Non-accredited investors
Recognising that many startups seek investment from friends and family who may not meet the accredited investor test, companies may offer securities to non-accredited investors, but only if such investors, either on their own or relying on a purchaser representative, have sufficient knowledge and experience in financial and business matters that they are capable of evaluating the merits and risks of the proposed investment; and the company must satisfy an additional information requirement. This requirement is to provide disclosure documents that are generally the same as those used in registered offerings, which is a very high standard. The cost of such work and the advice needed may put some startups off seeking investment from those friends and family that are not accredited investors.
Documentation
Whether an investee company is signing up to an investment by way of a simple subscription letter or an investment agreement, companies selling shares to US persons should obtain certain representations and warranties from the investor to comply with the securities laws, confirming, among other things, that the investor is aware that the shares are not registered shares, that the investor is buying them for its own account and that certain restrictions apply to the resale of such shares. Additionally, US investors, particularly funds and family trusts, will seek certain confirmations from investee companies relating to information to be provided to the investor in order for it to comply with passive foreign investment company regulation in the United States.
Filings
The Securities Act is a federal statute, but most states have enacted what are known as “blue sky” laws that deal with the offer of securities in that state and offer exemptions to certain registration requirements. The federal law pre-empts the state law in addressing registration of securities, but companies will have to comply with any requirement to notify a state of having completed an offering into that state and having done so by way of an exemption under the Securities Act. As such, companies selling securities into the US should comply with both federal and local state securities laws (and their respective filing requirements), as discussed below.

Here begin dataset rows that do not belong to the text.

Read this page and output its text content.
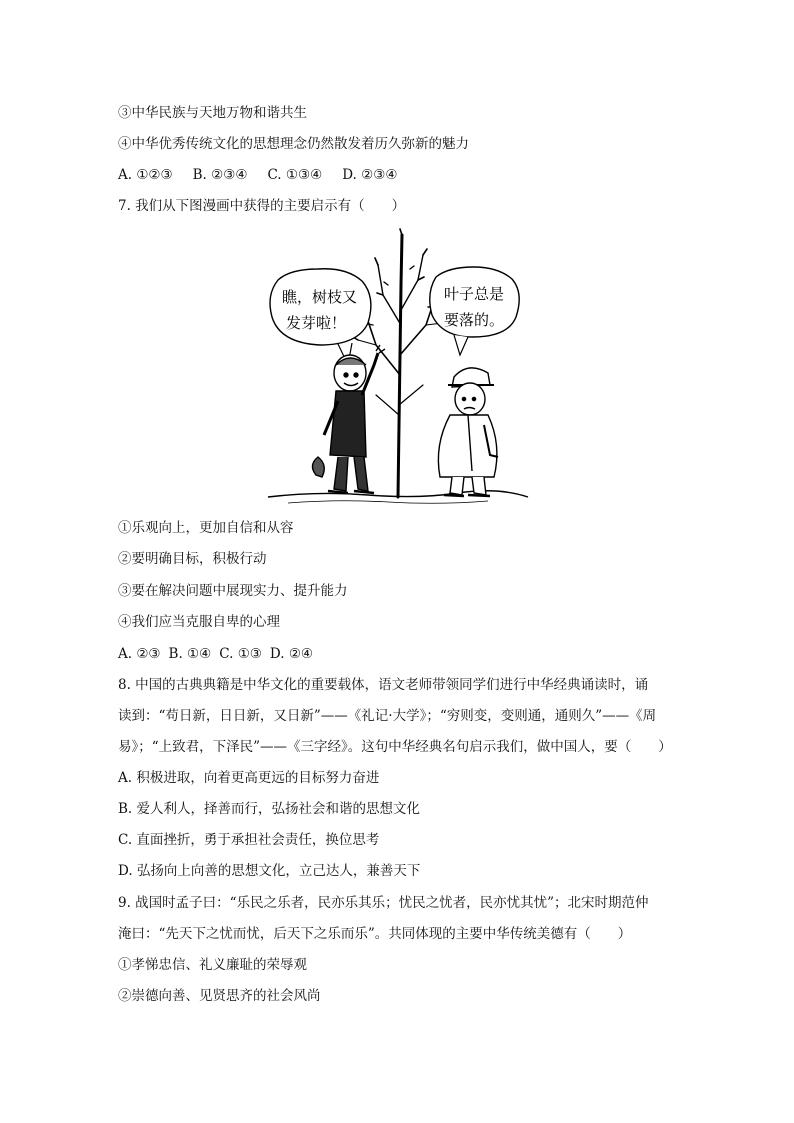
③中华民族与天地万物和谐共生
④中华优秀传统文化的思想理念仍然散发着历久弥新的魅力
A. ①②③ B. ②③④ C. ①③④ D. ②③④
7. 我们从下图漫画中获得的主要启示有（　　）
瞧，树枝又
发芽啦！
叶子总是
要落的。
①乐观向上，更加自信和从容
②要明确目标，积极行动
③要在解决问题中展现实力、提升能力
④我们应当克服自卑的心理
A. ②③ B. ①④ C. ①③ D. ②④
8. 中国的古典典籍是中华文化的重要载体，语文老师带领同学们进行中华经典诵读时，诵
读到：“苟日新，日日新，又日新”——《礼记·大学》；“穷则变，变则通，通则久”——《周
易》；“上致君，下泽民”——《三字经》。这句中华经典名句启示我们，做中国人，要（　　）
A. 积极进取，向着更高更远的目标努力奋进
B. 爱人利人，择善而行，弘扬社会和谐的思想文化
C. 直面挫折，勇于承担社会责任，换位思考
D. 弘扬向上向善的思想文化，立己达人，兼善天下
9. 战国时孟子曰：“乐民之乐者，民亦乐其乐；忧民之忧者，民亦忧其忧”；北宋时期范仲
淹曰：“先天下之忧而忧，后天下之乐而乐”。共同体现的主要中华传统美德有（　　）
①孝悌忠信、礼义廉耻的荣辱观
②崇德向善、见贤思齐的社会风尚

A Form D must be filed with the SEC within 15 days after the first sale of securities in the offering (which will usually be the completion date). With the excitement of closing out the funding round, the investee company (and its counsel) should not forget to make the appropriate filings. A company may add to its defence against an accredited investor seeking a refund by evidencing that it has confirmed the accredited status of the investor and filed a Form D with the SEC to comply with federal law. The investee company should then file the Form D in each state in which the company has sold shares (i.e. where the investors are located). Filing requirements differ from state to state, and online filings, while making things easier in some regards, often require layers of identity validation and can take time to set up, so getting on top of the filing requirements early is a great recipe for an easier life.
Firms working in this space
Firms should continue to ensure that they have in place adequate terms of engagement that clearly set out the jurisdictional limit of advice. The Securities Act applies to companies outside of the United States if such companies are selling securities into the United States. As noted, fundraising in the US by Scottish companies is becoming increasingly commonplace. Where firms are assisting companies with raising funding and US investors are participating, appropriate US advice should be sought by the investee company.